Aboriginal Education Worker and Teacher Karen Andriske has a passion to help children embrace every aspect of learning available to them “within their own comfort zone”.
She has dedicated 18 years to her career at St John’s College at Dubbo, which enrolled 12 Aboriginal students in 1997 when she joined, and now has exceeded 100 students.
This increase in student enrolment is due to Karen liaising with the Aboriginal community and encouraging parents to enrol their children at the college for the betterment of their education.
Karen is fully qualified as a primary teacher with a degree from the Australian Catholic University and works one day per fortnight as a casual teacher. She feels rewarded in this position but prefers the flexibility of working as an AEW as she relishes the thought of challenging and supporting Aboriginal students to individually succeed.
“I have two disabled children of my own and I am drawn to children who have difficulties, be it behavioural, intellectual or whatever. I relish this wondrous opportunity.
“It’s not so much about fixing things, it’s about listening, understanding and providing assistance to target student’s needs as well as enabling students, families and the community to embrace the importance of educational values.
“I prioritise kids, families and the community in supporting individual’s status that sometimes hinder their learning abilities and achievement.

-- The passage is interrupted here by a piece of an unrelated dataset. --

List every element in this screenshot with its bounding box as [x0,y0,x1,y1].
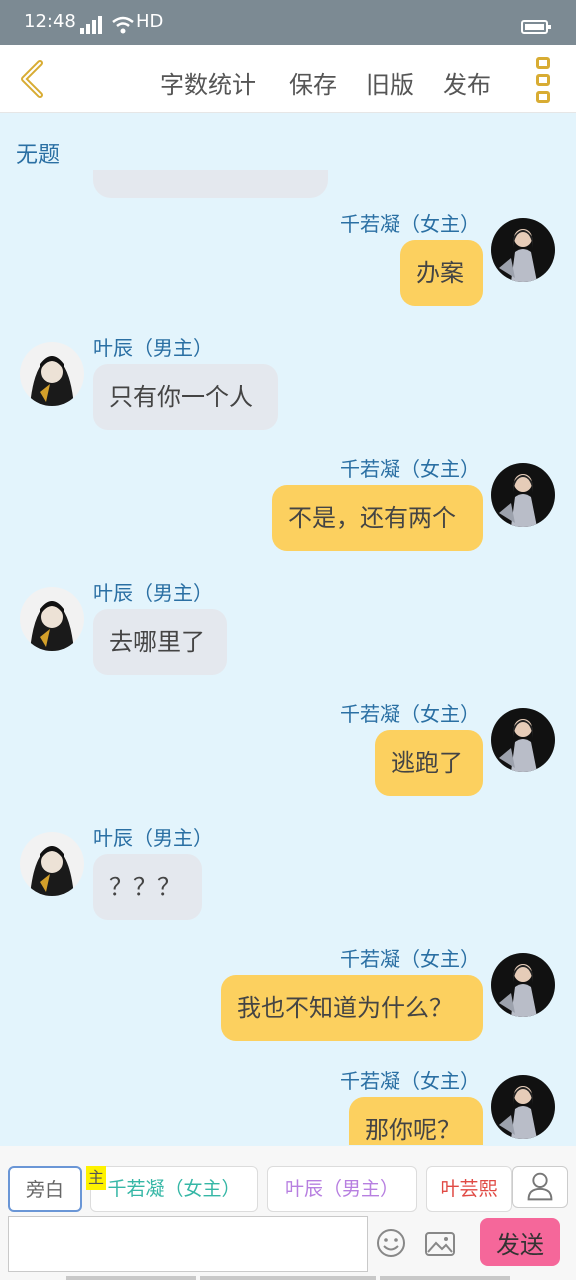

It deeply concerns me that Aboriginal kids are not achieving as much as non Aboriginal kids due to the difficult circumstances that are beyond their control.
“If Billy’s playing up today I think ‘is there a reason for this? ‘this is out of character’ and ‘what is happening outside the school’? There is usually a reason and it is important that we all take the time to look outside the square in support of understand Billy’s behaviour. My aim is to not to leave any page unturned to help my kids.”
Karen joined the IEU 17 years ago following the advice of former Indigenous Advisor Diat Callope. She was sensitive towards cultural awareness and understanding the difficulties that Aboriginals face within society. Her advice and support has been invaluable and very much appreciated.
Karen said that on many occasions has been personally challenged and has relied on her spirituality and culture to stay strong and support the educational journey of her Aboriginal kids so that their lives will be more fruitful. She has welcomed advice from the IEU and is particularly thankful that she has a positive relationship with Organiser Jackie Groom. Karen appreciates her ongoing support, guidance and friendship in her endeavour to fulfil her dream to ‘make a difference’ to her Aboriginal kids, families, community and the school. She would encourage anyone: AEW, support staff or teacher, to join as the outcomes are rewarding.
“I want to keep supporting my kids and their families because that is what my culture entails; it is all about, ‘kinship’. Since my commencement my ‘kids’ come back and see me after they’ve left, whether it be at school or in the community, our cultural ties are never severed as our relationship is uniquely strong.”
Karen feels humble that 12 of her Aboriginal kids sat for their HSC this year. She said they have diligently strived to succeed and she is excited as they embark on a successful journey of discovery and equal opportunity.